CES 2016 proved that screens still dominate. TV, and TV sets, clearly remain the centrepiece of the entertainment business, and therefore the Marketing and Advertising business; however, for the first time this year, many of the demo screens at the show were demonstrating their capabilities by streaming content from Netflix or Amazon.  This may seem like a subtle observation, but it’s indicative of the growing blurriness we’re seeing between TV and video – a crucial and seismic shift for advertisers. (Notably, the Financial Times has just reported that Netflix’s market capitalisation of close to $46B is more than the combined value of legacy broadcast businesses CBS and Viacom.)

On all the screens across the showroom floor, there’s no doubt that video rules; it’s how we’re going to be entertained, everywhere we go, with the sight, sound and motion we have loved for decades on our televisions.  But more ubiquitous, more personalized, and definitely higher definition. 

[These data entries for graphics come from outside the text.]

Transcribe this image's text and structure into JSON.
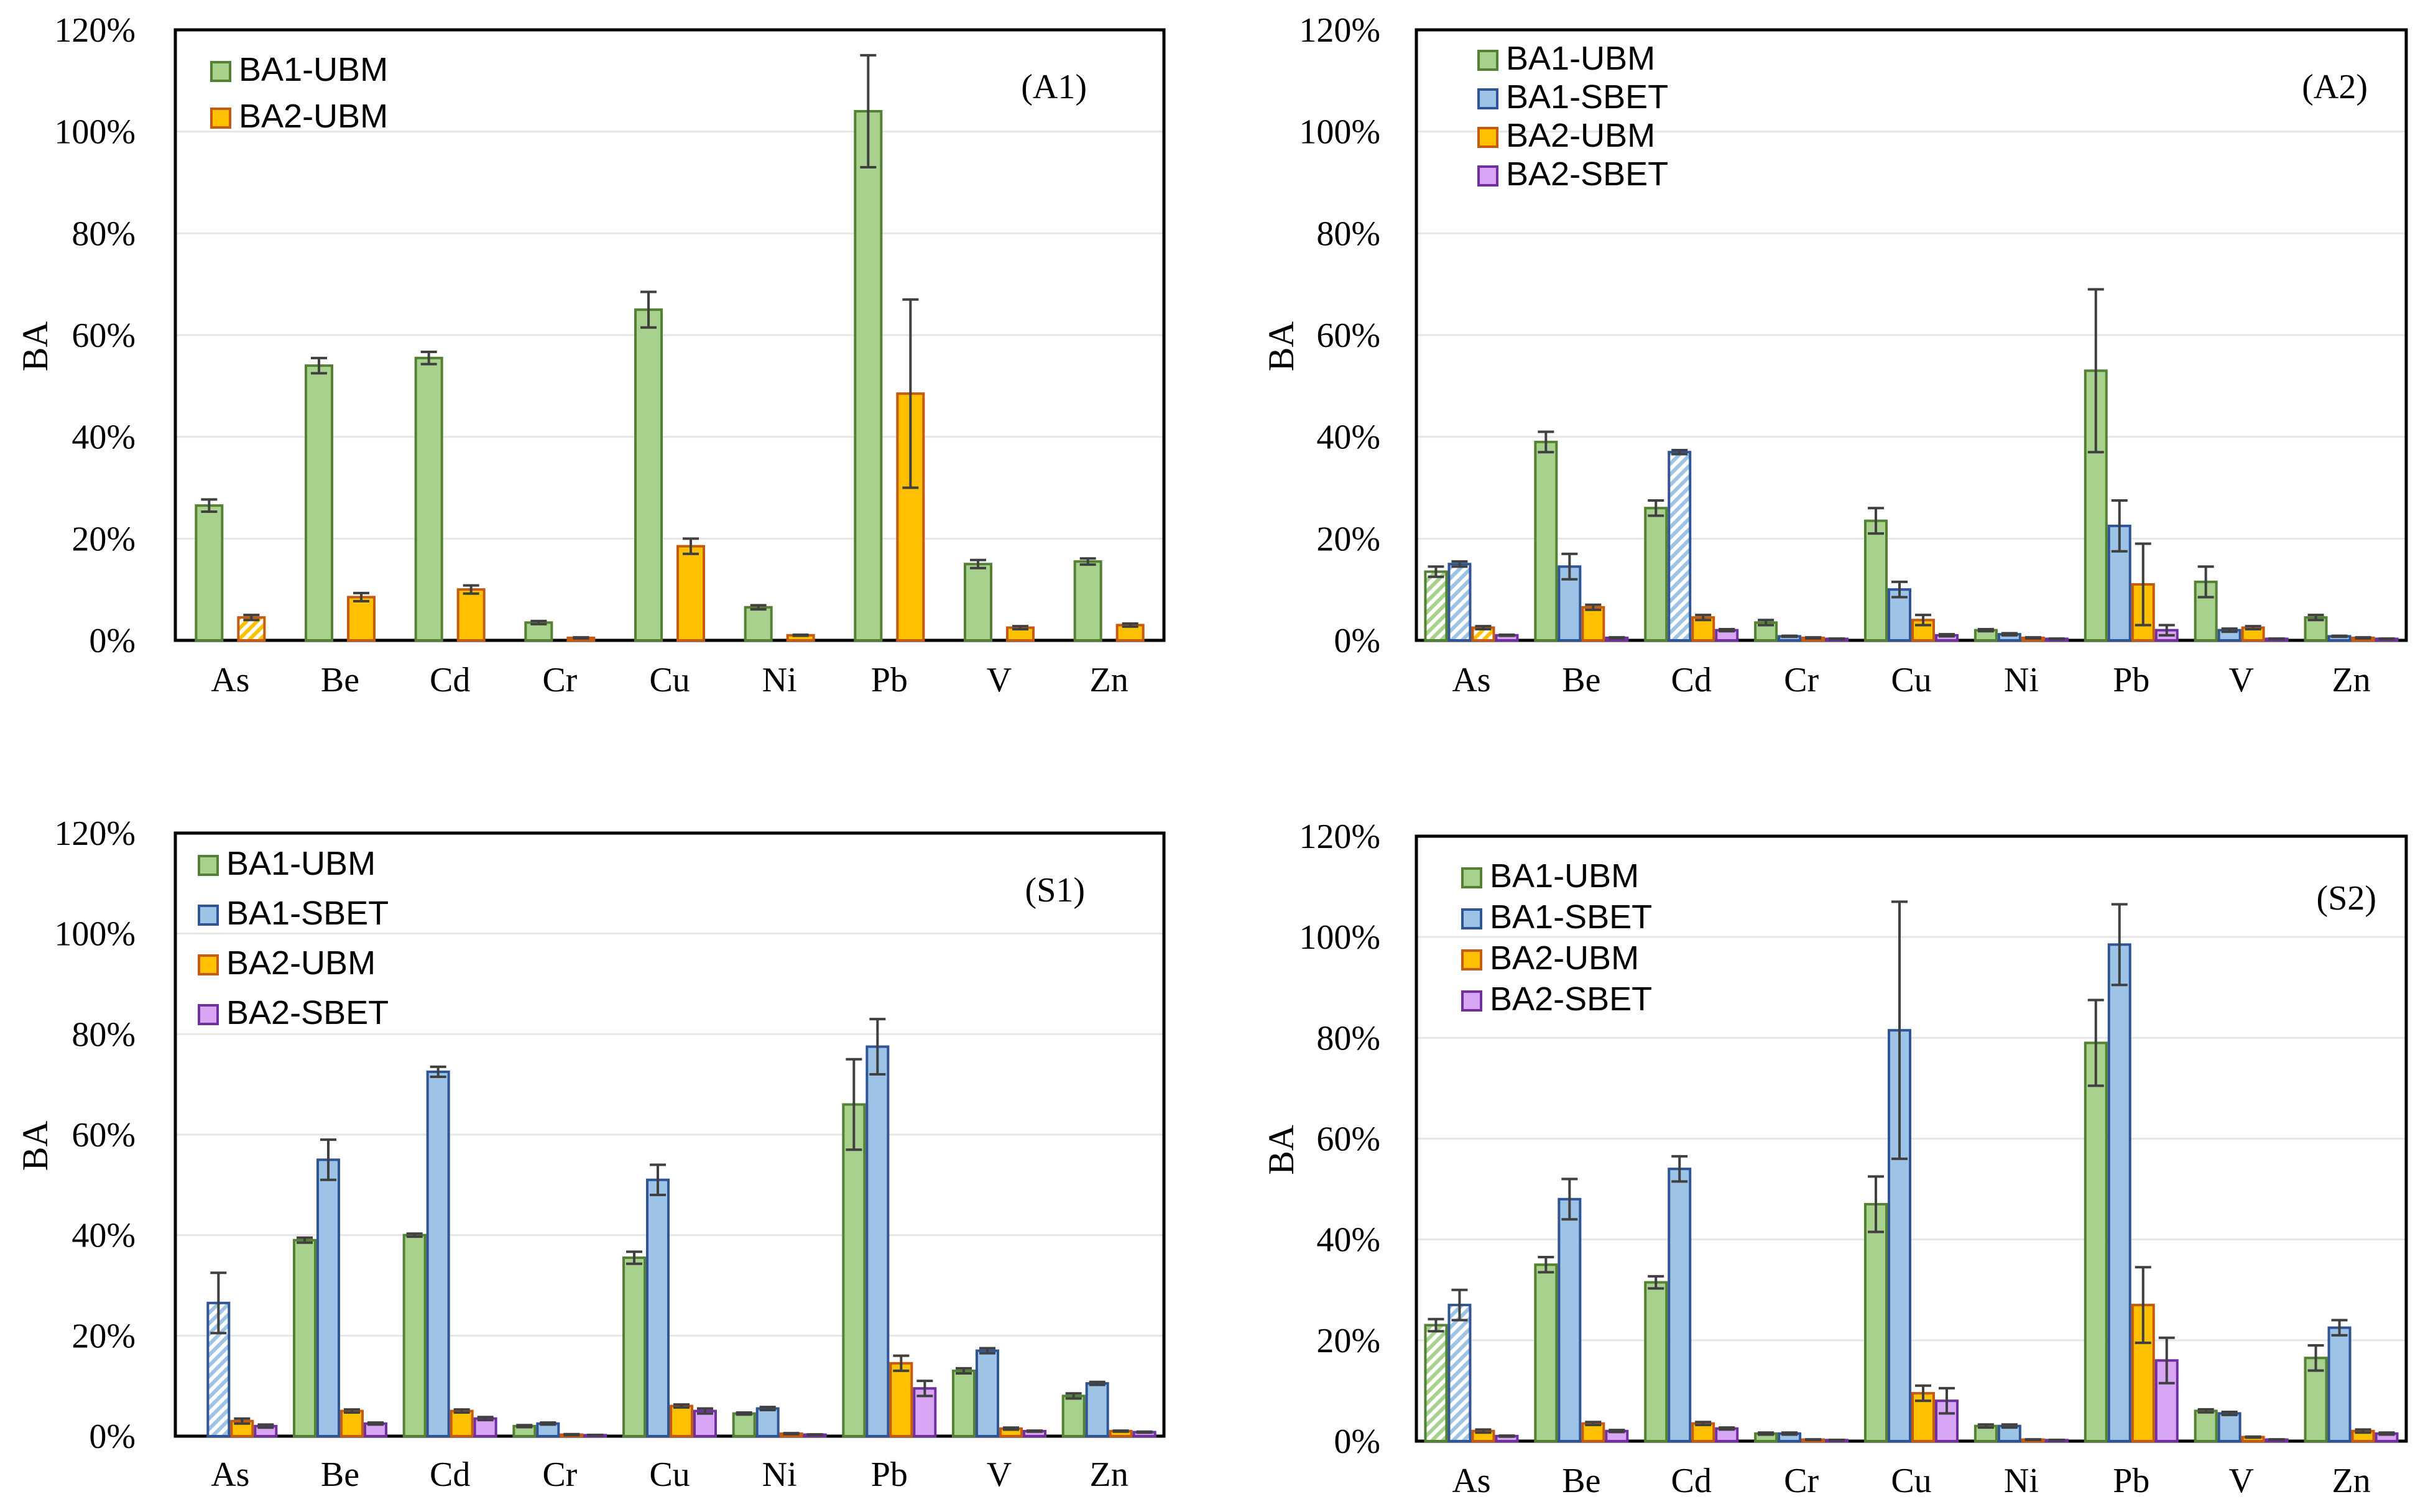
{
  "colors": {
    "BA1-UBM": {
      "fill": "#a9d18e",
      "stroke": "#548235"
    },
    "BA1-SBET": {
      "fill": "#9dc3e6",
      "stroke": "#2f5597"
    },
    "BA2-UBM": {
      "fill": "#ffc000",
      "stroke": "#c55a11"
    },
    "BA2-SBET": {
      "fill": "#d9a6f5",
      "stroke": "#7030a0"
    }
  },
  "chart_data": [
    {
      "id": "A1",
      "type": "bar",
      "title": "(A1)",
      "ylabel": "BA",
      "xlabel": "",
      "ylim": [
        0,
        120
      ],
      "yticks": [
        "0%",
        "20%",
        "40%",
        "60%",
        "80%",
        "100%",
        "120%"
      ],
      "legend": "top-left",
      "categories": [
        "As",
        "Be",
        "Cd",
        "Cr",
        "Cu",
        "Ni",
        "Pb",
        "V",
        "Zn"
      ],
      "series": [
        {
          "name": "BA1-UBM",
          "values": [
            26.5,
            54,
            55.5,
            3.5,
            65,
            6.5,
            104,
            15,
            15.5
          ],
          "errors": [
            1.2,
            1.5,
            1.2,
            0.3,
            3.5,
            0.4,
            11,
            0.8,
            0.6
          ],
          "hatched": []
        },
        {
          "name": "BA2-UBM",
          "values": [
            4.5,
            8.5,
            10,
            0.5,
            18.5,
            1,
            48.5,
            2.5,
            3
          ],
          "errors": [
            0.5,
            0.8,
            0.8,
            0.1,
            1.5,
            0.1,
            18.5,
            0.3,
            0.3
          ],
          "hatched": [
            0
          ]
        }
      ]
    },
    {
      "id": "A2",
      "type": "bar",
      "title": "(A2)",
      "ylabel": "BA",
      "xlabel": "",
      "ylim": [
        0,
        120
      ],
      "yticks": [
        "0%",
        "20%",
        "40%",
        "60%",
        "80%",
        "100%",
        "120%"
      ],
      "legend": "top-left",
      "categories": [
        "As",
        "Be",
        "Cd",
        "Cr",
        "Cu",
        "Ni",
        "Pb",
        "V",
        "Zn"
      ],
      "series": [
        {
          "name": "BA1-UBM",
          "values": [
            13.5,
            39,
            26,
            3.5,
            23.5,
            2,
            53,
            11.5,
            4.5
          ],
          "errors": [
            1,
            2,
            1.5,
            0.5,
            2.5,
            0.2,
            16,
            3,
            0.5
          ],
          "hatched": [
            0
          ]
        },
        {
          "name": "BA1-SBET",
          "values": [
            15,
            14.5,
            37,
            0.8,
            10,
            1.2,
            22.5,
            2,
            0.8
          ],
          "errors": [
            0.5,
            2.5,
            0.4,
            0.1,
            1.5,
            0.2,
            5,
            0.3,
            0.1
          ],
          "hatched": [
            0,
            2
          ]
        },
        {
          "name": "BA2-UBM",
          "values": [
            2.5,
            6.5,
            4.5,
            0.5,
            4,
            0.5,
            11,
            2.5,
            0.5
          ],
          "errors": [
            0.3,
            0.5,
            0.5,
            0.1,
            1,
            0.1,
            8,
            0.3,
            0.1
          ],
          "hatched": [
            0
          ]
        },
        {
          "name": "BA2-SBET",
          "values": [
            1,
            0.5,
            2,
            0.3,
            1,
            0.3,
            2,
            0.3,
            0.3
          ],
          "errors": [
            0.1,
            0.1,
            0.2,
            0.05,
            0.2,
            0.05,
            1,
            0.05,
            0.05
          ],
          "hatched": []
        }
      ]
    },
    {
      "id": "S1",
      "type": "bar",
      "title": "(S1)",
      "ylabel": "BA",
      "xlabel": "",
      "ylim": [
        0,
        120
      ],
      "yticks": [
        "0%",
        "20%",
        "40%",
        "60%",
        "80%",
        "100%",
        "120%"
      ],
      "legend": "top-left",
      "categories": [
        "As",
        "Be",
        "Cd",
        "Cr",
        "Cu",
        "Ni",
        "Pb",
        "V",
        "Zn"
      ],
      "series": [
        {
          "name": "BA1-UBM",
          "values": [
            0,
            39,
            40,
            2,
            35.5,
            4.5,
            66,
            13,
            8
          ],
          "errors": [
            0,
            0.5,
            0.3,
            0.2,
            1.2,
            0.2,
            9,
            0.5,
            0.5
          ],
          "hatched": []
        },
        {
          "name": "BA1-SBET",
          "values": [
            26.5,
            55,
            72.5,
            2.5,
            51,
            5.5,
            77.5,
            17,
            10.5
          ],
          "errors": [
            6,
            4,
            1,
            0.2,
            3,
            0.3,
            5.5,
            0.5,
            0.3
          ],
          "hatched": [
            0
          ]
        },
        {
          "name": "BA2-UBM",
          "values": [
            3,
            5,
            5,
            0.3,
            6,
            0.5,
            14.5,
            1.5,
            1
          ],
          "errors": [
            0.5,
            0.3,
            0.3,
            0.1,
            0.3,
            0.1,
            1.5,
            0.2,
            0.1
          ],
          "hatched": []
        },
        {
          "name": "BA2-SBET",
          "values": [
            2,
            2.5,
            3.5,
            0.2,
            5,
            0.3,
            9.5,
            1,
            0.8
          ],
          "errors": [
            0.3,
            0.2,
            0.3,
            0.05,
            0.5,
            0.05,
            1.5,
            0.1,
            0.1
          ],
          "hatched": []
        }
      ]
    },
    {
      "id": "S2",
      "type": "bar",
      "title": "(S2)",
      "ylabel": "BA",
      "xlabel": "",
      "ylim": [
        0,
        120
      ],
      "yticks": [
        "0%",
        "20%",
        "40%",
        "60%",
        "80%",
        "100%",
        "120%"
      ],
      "legend": "top-left",
      "categories": [
        "As",
        "Be",
        "Cd",
        "Cr",
        "Cu",
        "Ni",
        "Pb",
        "V",
        "Zn"
      ],
      "series": [
        {
          "name": "BA1-UBM",
          "values": [
            23,
            35,
            31.5,
            1.5,
            47,
            3,
            79,
            6,
            16.5
          ],
          "errors": [
            1.2,
            1.5,
            1.2,
            0.2,
            5.5,
            0.3,
            8.5,
            0.3,
            2.5
          ],
          "hatched": [
            0
          ]
        },
        {
          "name": "BA1-SBET",
          "values": [
            27,
            48,
            54,
            1.5,
            81.5,
            3,
            98.5,
            5.5,
            22.5
          ],
          "errors": [
            3,
            4,
            2.5,
            0.2,
            25.5,
            0.3,
            8,
            0.3,
            1.5
          ],
          "hatched": [
            0
          ]
        },
        {
          "name": "BA2-UBM",
          "values": [
            2,
            3.5,
            3.5,
            0.3,
            9.5,
            0.3,
            27,
            0.8,
            2
          ],
          "errors": [
            0.3,
            0.3,
            0.3,
            0.05,
            1.5,
            0.05,
            7.5,
            0.1,
            0.3
          ],
          "hatched": []
        },
        {
          "name": "BA2-SBET",
          "values": [
            1,
            2,
            2.5,
            0.2,
            8,
            0.2,
            16,
            0.3,
            1.5
          ],
          "errors": [
            0.1,
            0.2,
            0.2,
            0.05,
            2.5,
            0.05,
            4.5,
            0.05,
            0.2
          ],
          "hatched": []
        }
      ]
    }
  ]
}
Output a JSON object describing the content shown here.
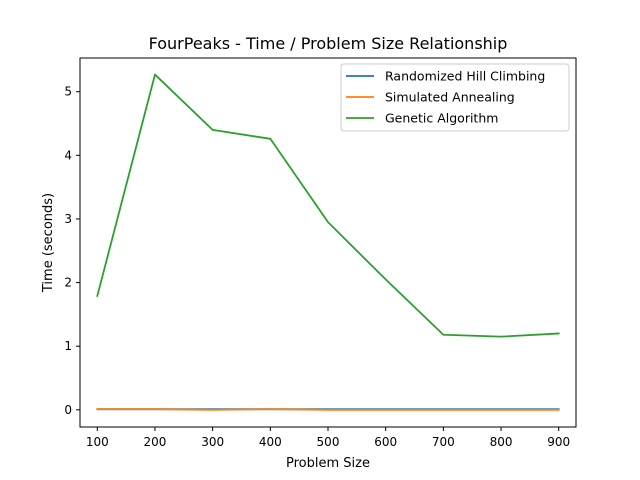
{
  "chart_data": {
    "type": "line",
    "title": "FourPeaks - Time / Problem Size Relationship",
    "xlabel": "Problem Size",
    "ylabel": "Time (seconds)",
    "x": [
      100,
      200,
      300,
      400,
      500,
      600,
      700,
      800,
      900
    ],
    "xlim": [
      70,
      930
    ],
    "ylim": [
      -0.27,
      5.53
    ],
    "xticks": [
      "100",
      "200",
      "300",
      "400",
      "500",
      "600",
      "700",
      "800",
      "900"
    ],
    "yticks": [
      "0",
      "1",
      "2",
      "3",
      "4",
      "5"
    ],
    "grid": false,
    "legend_position": "top-right",
    "series": [
      {
        "name": "Randomized Hill Climbing",
        "color": "#1f77b4",
        "values": [
          0.01,
          0.01,
          0.01,
          0.01,
          0.01,
          0.01,
          0.01,
          0.01,
          0.01
        ]
      },
      {
        "name": "Simulated Annealing",
        "color": "#ff7f0e",
        "values": [
          0.01,
          0.01,
          0.0,
          0.01,
          0.0,
          0.0,
          0.0,
          0.0,
          0.0
        ]
      },
      {
        "name": "Genetic Algorithm",
        "color": "#2ca02c",
        "values": [
          1.79,
          5.27,
          4.4,
          4.26,
          2.95,
          2.05,
          1.18,
          1.15,
          1.2
        ]
      }
    ]
  }
}
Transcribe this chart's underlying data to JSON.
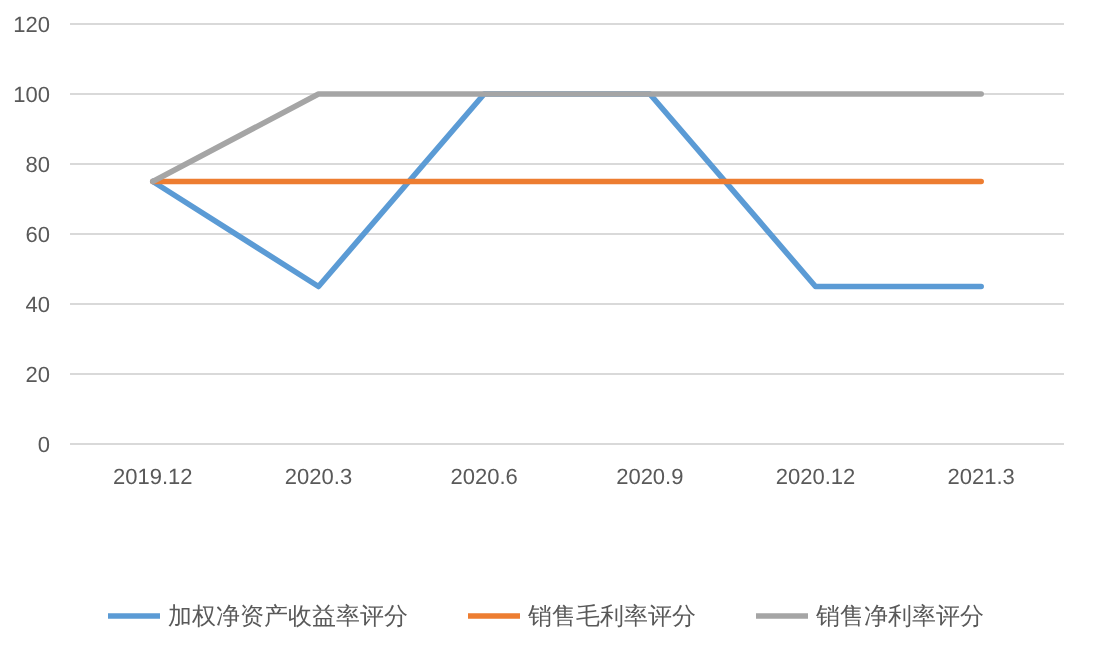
{
  "chart_data": {
    "type": "line",
    "categories": [
      "2019.12",
      "2020.3",
      "2020.6",
      "2020.9",
      "2020.12",
      "2021.3"
    ],
    "series": [
      {
        "name": "加权净资产收益率评分",
        "color": "#5b9bd5",
        "values": [
          75,
          45,
          100,
          100,
          45,
          45
        ]
      },
      {
        "name": "销售毛利率评分",
        "color": "#ed7d31",
        "values": [
          75,
          75,
          75,
          75,
          75,
          75
        ]
      },
      {
        "name": "销售净利率评分",
        "color": "#a5a5a5",
        "values": [
          75,
          100,
          100,
          100,
          100,
          100
        ]
      }
    ],
    "ylim": [
      0,
      120
    ],
    "yticks": [
      0,
      20,
      40,
      60,
      80,
      100,
      120
    ],
    "grid": "y",
    "legend": "bottom"
  }
}
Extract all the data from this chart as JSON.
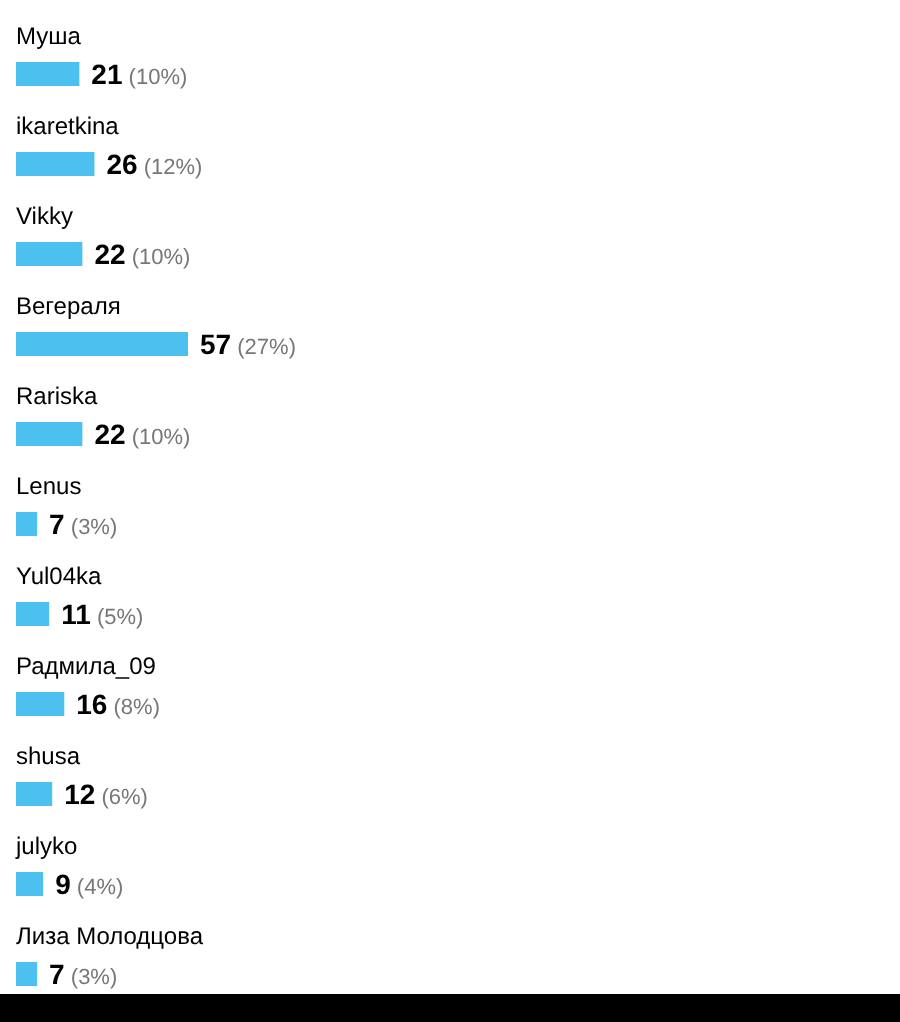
{
  "chart_data": {
    "type": "bar",
    "orientation": "horizontal",
    "categories": [
      "Муша",
      "ikaretkina",
      "Vikky",
      "Вегераля",
      "Rariska",
      "Lenus",
      "Yul04ka",
      "Радмила_09",
      "shusa",
      "julyko",
      "Лиза Молодцова"
    ],
    "values": [
      21,
      26,
      22,
      57,
      22,
      7,
      11,
      16,
      12,
      9,
      7
    ],
    "value_labels": [
      "21 (10%)",
      "26 (12%)",
      "22 (10%)",
      "57 (27%)",
      "22 (10%)",
      "7 (3%)",
      "11 (5%)",
      "16 (8%)",
      "12 (6%)",
      "9 (4%)",
      "7 (3%)"
    ],
    "color": "#4cc0ee"
  }
}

My second takeaway is that ubiquitous connectivity means increased data, and therefore places heightened emphasis on the need for strategies that provide deep insight and analytics of this data so that advertisers can apply deterministic-empowered planning and communication adjustment across all phases of the marketing plan.  It also means permissions and privacy need to be handled with appropriate constraints, and with checks and balances that provide public confidence. I don’t need other people knowing when I’ve left my house, or when I’ve run out of milk

In the meantime, I’ll continue to stream my favorite Science Fiction movies with the hope that the changes we’re seeing are all about convenience, relevance and efficiency—not about the end of human kind.  But if it is, at least I’ll have fresh milk.